チャリティーコンサート「Juntos Por Todos(皆のためにひとつに)」

チャリティーコンサート「Juntos Por Todos(皆のためにひとつに)」

空気の乾燥した夏期の森林火災は珍しくないポルトガルだが、6月17日にポルトガル中部、レイリア県ペドロガン・グランデで発生した大規模火災は、死者64人という、ポルトガル史上最悪の自然災害となった。
落雷が原因で発生した森林火災の消火作業は困難を極め、宇宙からの写真でも判別出来るほど広範囲に延焼。ポルトガルの消防士約2000人に加え、スペイン、フランスなどからの救援部隊も投入されたが、それでも鎮火には一週間を要した。家族連れや子供を含む犠牲者の多くは森林に囲まれた国道沿いに集中し、その大半が避難の途中で炎に巻き込まれたとみられ、痛ましい結果に政府は犠牲者追悼のため三日間の国喪期間を定め哀悼の意を表した。
一方、リスボンや他の都市部では、火災発生後かなり早い段階から被災者や消火作業中の消防士のための支援物資の募集がスタート。それと同時に立ち上がったのが、ポルトガルのミュージシャン達だ。
火災発生から10日後、6月27日にリスボン最大のコンサート会場、MEOアリーナで開催されたチャリティーコンサート「Juntos Por Todos(皆のためにひとつに)」には、25組のアーティストが参加。
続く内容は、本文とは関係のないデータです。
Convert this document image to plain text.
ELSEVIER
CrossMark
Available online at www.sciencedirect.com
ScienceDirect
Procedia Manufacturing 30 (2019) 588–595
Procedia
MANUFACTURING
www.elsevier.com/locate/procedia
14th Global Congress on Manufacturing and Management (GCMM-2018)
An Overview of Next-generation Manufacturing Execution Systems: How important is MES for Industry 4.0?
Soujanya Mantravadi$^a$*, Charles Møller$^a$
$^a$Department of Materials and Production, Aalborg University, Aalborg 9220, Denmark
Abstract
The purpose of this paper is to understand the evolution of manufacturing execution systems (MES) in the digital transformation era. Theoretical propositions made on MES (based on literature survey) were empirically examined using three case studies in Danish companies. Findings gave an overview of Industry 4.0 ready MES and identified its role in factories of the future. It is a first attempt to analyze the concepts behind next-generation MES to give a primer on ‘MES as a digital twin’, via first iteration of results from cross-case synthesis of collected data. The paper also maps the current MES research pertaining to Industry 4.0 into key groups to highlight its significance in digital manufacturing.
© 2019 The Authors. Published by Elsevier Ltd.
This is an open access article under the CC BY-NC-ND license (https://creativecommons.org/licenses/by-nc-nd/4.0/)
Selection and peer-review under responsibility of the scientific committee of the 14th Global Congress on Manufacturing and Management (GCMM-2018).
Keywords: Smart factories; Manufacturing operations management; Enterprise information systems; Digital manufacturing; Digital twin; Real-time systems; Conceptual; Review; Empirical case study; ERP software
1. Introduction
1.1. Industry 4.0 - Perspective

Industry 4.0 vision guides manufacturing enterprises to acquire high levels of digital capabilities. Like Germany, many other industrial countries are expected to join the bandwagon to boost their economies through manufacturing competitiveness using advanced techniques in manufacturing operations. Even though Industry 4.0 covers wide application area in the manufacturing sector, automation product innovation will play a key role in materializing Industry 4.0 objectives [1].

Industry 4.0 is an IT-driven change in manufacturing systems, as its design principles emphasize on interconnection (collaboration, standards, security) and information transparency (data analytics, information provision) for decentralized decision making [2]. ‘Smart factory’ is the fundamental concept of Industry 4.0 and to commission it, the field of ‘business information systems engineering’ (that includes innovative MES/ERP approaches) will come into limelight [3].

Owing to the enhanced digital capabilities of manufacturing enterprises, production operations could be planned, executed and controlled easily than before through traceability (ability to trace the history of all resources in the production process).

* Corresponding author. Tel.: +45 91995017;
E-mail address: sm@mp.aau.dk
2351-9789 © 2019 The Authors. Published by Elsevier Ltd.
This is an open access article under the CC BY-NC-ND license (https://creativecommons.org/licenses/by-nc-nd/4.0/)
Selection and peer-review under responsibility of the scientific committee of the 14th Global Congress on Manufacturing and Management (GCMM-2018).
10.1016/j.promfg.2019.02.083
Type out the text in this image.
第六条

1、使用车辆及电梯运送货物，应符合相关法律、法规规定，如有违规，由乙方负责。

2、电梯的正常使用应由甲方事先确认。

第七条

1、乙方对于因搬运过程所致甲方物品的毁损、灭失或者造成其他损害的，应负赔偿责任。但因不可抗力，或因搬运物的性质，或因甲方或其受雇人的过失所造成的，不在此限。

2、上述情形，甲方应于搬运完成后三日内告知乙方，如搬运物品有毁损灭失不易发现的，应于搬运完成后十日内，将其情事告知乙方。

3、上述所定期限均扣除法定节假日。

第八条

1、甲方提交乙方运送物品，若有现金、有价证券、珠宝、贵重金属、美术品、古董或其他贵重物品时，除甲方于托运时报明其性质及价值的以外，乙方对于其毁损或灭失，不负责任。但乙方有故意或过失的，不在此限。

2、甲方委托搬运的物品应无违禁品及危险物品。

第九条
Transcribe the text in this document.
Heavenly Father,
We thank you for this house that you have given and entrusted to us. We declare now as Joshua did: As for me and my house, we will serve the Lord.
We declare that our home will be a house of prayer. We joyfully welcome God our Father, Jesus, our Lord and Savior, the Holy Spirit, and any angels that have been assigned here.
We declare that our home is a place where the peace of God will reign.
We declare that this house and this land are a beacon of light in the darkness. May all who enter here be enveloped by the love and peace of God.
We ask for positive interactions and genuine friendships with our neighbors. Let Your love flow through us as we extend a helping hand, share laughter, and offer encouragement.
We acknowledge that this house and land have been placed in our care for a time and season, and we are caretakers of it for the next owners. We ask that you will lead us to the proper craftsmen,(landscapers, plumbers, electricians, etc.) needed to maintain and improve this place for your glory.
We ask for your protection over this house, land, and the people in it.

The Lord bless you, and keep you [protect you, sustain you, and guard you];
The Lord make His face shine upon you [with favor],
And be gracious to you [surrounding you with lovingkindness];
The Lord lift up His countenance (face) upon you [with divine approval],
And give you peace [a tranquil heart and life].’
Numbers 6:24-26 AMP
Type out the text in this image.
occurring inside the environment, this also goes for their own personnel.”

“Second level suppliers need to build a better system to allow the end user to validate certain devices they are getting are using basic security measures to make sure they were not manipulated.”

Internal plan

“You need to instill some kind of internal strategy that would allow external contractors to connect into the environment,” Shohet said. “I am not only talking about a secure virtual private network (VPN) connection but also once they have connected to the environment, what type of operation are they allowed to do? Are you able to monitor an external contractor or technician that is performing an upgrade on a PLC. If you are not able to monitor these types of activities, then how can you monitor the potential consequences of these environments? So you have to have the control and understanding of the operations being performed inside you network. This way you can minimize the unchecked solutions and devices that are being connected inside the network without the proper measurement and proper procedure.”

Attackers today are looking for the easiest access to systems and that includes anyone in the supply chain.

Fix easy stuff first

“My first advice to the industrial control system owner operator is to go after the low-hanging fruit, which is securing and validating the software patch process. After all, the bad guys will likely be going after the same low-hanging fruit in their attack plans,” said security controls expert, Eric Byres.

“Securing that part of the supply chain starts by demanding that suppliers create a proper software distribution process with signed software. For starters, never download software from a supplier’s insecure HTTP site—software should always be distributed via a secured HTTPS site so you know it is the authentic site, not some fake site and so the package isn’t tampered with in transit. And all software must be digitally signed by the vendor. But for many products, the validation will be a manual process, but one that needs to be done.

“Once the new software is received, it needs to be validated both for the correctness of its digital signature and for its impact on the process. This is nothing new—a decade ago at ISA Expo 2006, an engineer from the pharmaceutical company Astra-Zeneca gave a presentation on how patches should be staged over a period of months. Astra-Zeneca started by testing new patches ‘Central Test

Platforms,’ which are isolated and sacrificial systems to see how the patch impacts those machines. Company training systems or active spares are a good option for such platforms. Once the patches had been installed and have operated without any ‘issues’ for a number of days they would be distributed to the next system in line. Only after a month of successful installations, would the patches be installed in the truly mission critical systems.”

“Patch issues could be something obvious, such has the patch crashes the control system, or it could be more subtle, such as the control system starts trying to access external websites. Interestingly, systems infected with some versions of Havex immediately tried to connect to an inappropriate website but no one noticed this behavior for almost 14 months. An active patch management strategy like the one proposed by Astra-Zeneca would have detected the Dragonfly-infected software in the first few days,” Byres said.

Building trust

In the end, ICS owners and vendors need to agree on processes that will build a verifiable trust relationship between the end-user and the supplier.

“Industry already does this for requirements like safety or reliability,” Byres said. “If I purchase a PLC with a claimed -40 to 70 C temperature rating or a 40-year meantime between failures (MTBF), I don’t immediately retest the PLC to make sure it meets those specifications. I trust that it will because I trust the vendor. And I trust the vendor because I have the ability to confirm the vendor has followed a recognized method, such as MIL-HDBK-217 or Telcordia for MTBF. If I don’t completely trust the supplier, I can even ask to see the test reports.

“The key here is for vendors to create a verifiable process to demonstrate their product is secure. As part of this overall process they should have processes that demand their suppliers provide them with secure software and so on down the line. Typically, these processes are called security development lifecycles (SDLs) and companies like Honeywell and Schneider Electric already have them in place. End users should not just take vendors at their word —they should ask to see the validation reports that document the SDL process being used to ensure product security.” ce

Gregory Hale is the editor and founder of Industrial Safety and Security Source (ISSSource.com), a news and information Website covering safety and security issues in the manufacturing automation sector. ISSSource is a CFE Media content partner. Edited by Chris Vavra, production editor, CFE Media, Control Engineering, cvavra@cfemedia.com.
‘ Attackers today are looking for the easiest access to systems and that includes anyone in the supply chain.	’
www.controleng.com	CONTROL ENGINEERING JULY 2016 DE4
15ユーロのチケット代金は収益の全てが被災者と被害地域に寄付される仕組みで、超豪華アーティスト達のコンサートが観れてしかも被災者支援になるとあって、チケットはたちまちソールドアウト。急遽入場権なしのドネーションチケットもインターネット上で販売が行われた。
1万4千人が集まったコンサートの様子はラジオ、TV、SNS上で生中継され、アナ・モウラは「Desfado」、ジョルジュ・パルマとセルジオ・ゴディーニョによるデュエットで「Portugal, Portugal」、ユーロヴィジョン優勝以降人気沸騰中のサルヴァドール・ソブラルは「Amar Pelos Dois」のピアノ弾き語りなど、様々なジャンルの大物アーティスト達がヒット曲を披露。また、コンサートと同時進行で呼びかけられていた電話募金では約115万ユーロの金額が集まり、被災地域に再生への希望を与える一晩となった。
火災発生から数日後に企画と開催発表を行い、10日後には無事に大成功を収めた今回のチャリティーコンサート。日本と比べると、良くも悪くも物事の進行が遅い面もあるポルトガルだが、強い目的と団結があれば、驚くべき勢いで物事を成し遂げる意思とスピードがあるのだ。